The difference is that instead of winning or throwing a football game or boxing match, when bankers and speculators violate the rules they can take down the entire economy.

The financial speculators, of course are rarely injured in the process. We bailed out the banksters and speculators in the 1980s, 1999/2000, 2008, and 2020 to the tune of trillions of dollars. Senior executives and shareholders took home hundreds of billions of those dollars, looting the system they themselves had crashed.

Since 2008, most of that money was created out of thin air by the Fed. Now the Fed wants it back, but the banksters and speculators have already stashed it in their offshore tax havens. As a result, working class Americans and small- and medium-sized businesses will largely foot the bill.

Dimon and the purveyors of doom may be wrong about a crisis at this particular moment, but the system is still shaky and fraud is rife across banking, brokerage and finance, as Elizabeth Warren and Katie Porter continually remind us.

As I lay out in The Hidden History of Neoliberalism: How Reaganism Gutted America, it is probably going to take another 1929-type event to shake Americans up enough to reject Reagan’s vision of a deregulated economy and put the nation back on the course of the stable and steady Keynesian growth that FDR gave us from 1933 to 1981.

Now, in addition to an economy held together with the baling-wire of Fed stimulus (that’s coming to an end), both the US and the world are facing a wild spectrum of assaults that could have huge economic impacts.

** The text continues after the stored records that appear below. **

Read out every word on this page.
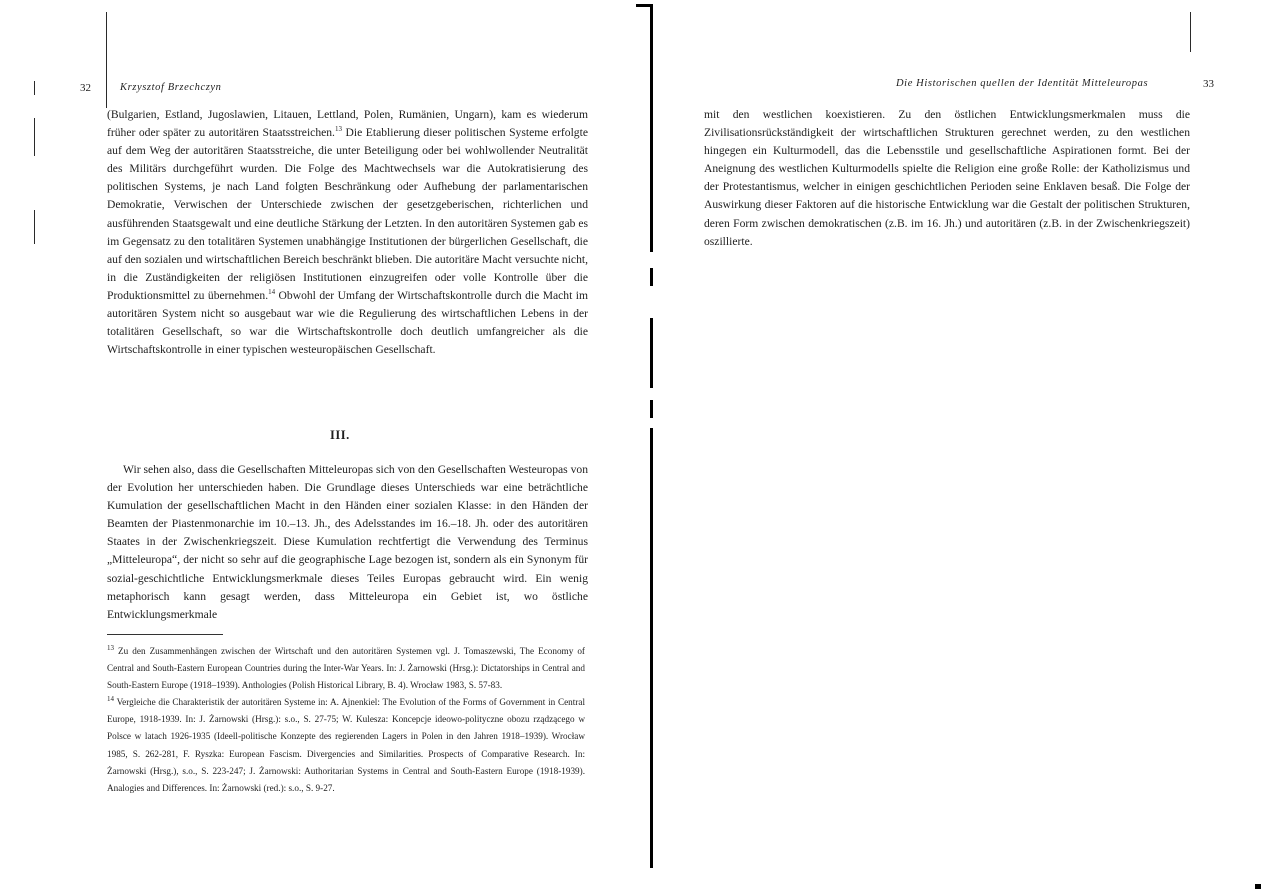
32	Krzysztof Brzechczyn

(Bulgarien, Estland, Jugoslawien, Litauen, Lettland, Polen, Rumänien, Ungarn), kam es wiederum früher oder später zu autoritären Staatsstreichen.$^{13}$ Die Etablierung dieser politischen Systeme erfolgte auf dem Weg der autoritären Staatsstreiche, die unter Beteiligung oder bei wohlwollender Neutralität des Militärs durchgeführt wurden. Die Folge des Machtwechsels war die Autokratisierung des politischen Systems, je nach Land folgten Beschränkung oder Aufhebung der parlamentarischen Demokratie, Verwischen der Unterschiede zwischen der gesetzgeberischen, richterlichen und ausführenden Staatsgewalt und eine deutliche Stärkung der Letzten. In den autoritären Systemen gab es im Gegensatz zu den totalitären Systemen unabhängige Institutionen der bürgerlichen Gesellschaft, die auf den sozialen und wirtschaftlichen Bereich beschränkt blieben. Die autoritäre Macht versuchte nicht, in die Zuständigkeiten der religiösen Institutionen einzugreifen oder volle Kontrolle über die Produktionsmittel zu übernehmen.$^{14}$ Obwohl der Umfang der Wirtschaftskontrolle durch die Macht im autoritären System nicht so ausgebaut war wie die Regulierung des wirtschaftlichen Lebens in der totalitären Gesellschaft, so war die Wirtschaftskontrolle doch deutlich umfangreicher als die Wirtschaftskontrolle in einer typischen westeuropäischen Gesellschaft.

III.

Wir sehen also, dass die Gesellschaften Mitteleuropas sich von den Gesellschaften Westeuropas von der Evolution her unterschieden haben. Die Grundlage dieses Unterschieds war eine beträchtliche Kumulation der gesellschaftlichen Macht in den Händen einer sozialen Klasse: in den Händen der Beamten der Piastenmonarchie im 10.–13. Jh., des Adelsstandes im 16.–18. Jh. oder des autoritären Staates in der Zwischenkriegszeit. Diese Kumulation rechtfertigt die Verwendung des Terminus „Mitteleuropa“, der nicht so sehr auf die geographische Lage bezogen ist, sondern als ein Synonym für sozial-geschichtliche Entwicklungsmerkmale dieses Teiles Europas gebraucht wird. Ein wenig metaphorisch kann gesagt werden, dass Mitteleuropa ein Gebiet ist, wo östliche Entwicklungsmerkmale

$^{13}$ Zu den Zusammenhängen zwischen der Wirtschaft und den autoritären Systemen vgl. J. Tomaszewski, The Economy of Central and South-Eastern European Countries during the Inter-War Years. In: J. Żarnowski (Hrsg.): Dictatorships in Central and South-Eastern Europe (1918–1939). Anthologies (Polish Historical Library, B. 4). Wrocław 1983, S. 57-83.

$^{14}$ Vergleiche die Charakteristik der autoritären Systeme in: A. Ajnenkiel: The Evolution of the Forms of Government in Central Europe, 1918-1939. In: J. Żarnowski (Hrsg.): s.o., S. 27-75; W. Kulesza: Koncepcje ideowo-polityczne obozu rządzącego w Polsce w latach 1926-1935 (Ideell-politische Konzepte des regierenden Lagers in Polen in den Jahren 1918–1939). Wrocław 1985, S. 262-281, F. Ryszka: European Fascism. Divergencies and Similarities. Prospects of Comparative Research. In: Żarnowski (Hrsg.), s.o., S. 223-247; J. Żarnowski: Authoritarian Systems in Central and South-Eastern Europe (1918-1939). Analogies and Differences. In: Żarnowski (red.): s.o., S. 9-27.

Die Historischen quellen der Identität Mitteleuropas	33

mit den westlichen koexistieren. Zu den östlichen Entwicklungsmerkmalen muss die Zivilisationsrückständigkeit der wirtschaftlichen Strukturen gerechnet werden, zu den westlichen hingegen ein Kulturmodell, das die Lebensstile und gesellschaftliche Aspirationen formt. Bei der Aneignung des westlichen Kulturmodells spielte die Religion eine große Rolle: der Katholizismus und der Protestantismus, welcher in einigen geschichtlichen Perioden seine Enklaven besaß. Die Folge der Auswirkung dieser Faktoren auf die historische Entwicklung war die Gestalt der politischen Strukturen, deren Form zwischen demokratischen (z.B. im 16. Jh.) und autoritären (z.B. in der Zwischenkriegszeit) oszillierte.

And Republicans are committed to doing everything they can to cripple our economy, refusing to pass much of Biden’s economic agenda, in their belief that a Crash will help them in the 2022 and 2024 elections.

Between the worldwide food and oil crises the Russian invasion of Ukraine are provoking, billions in climate change damage and millions of climate change refugees, Republican intransigence, and the Fed’s claiming back that $8 trillion they gave our banksters and speculators, a real crisis may be at our doorstep sooner than any of us would like.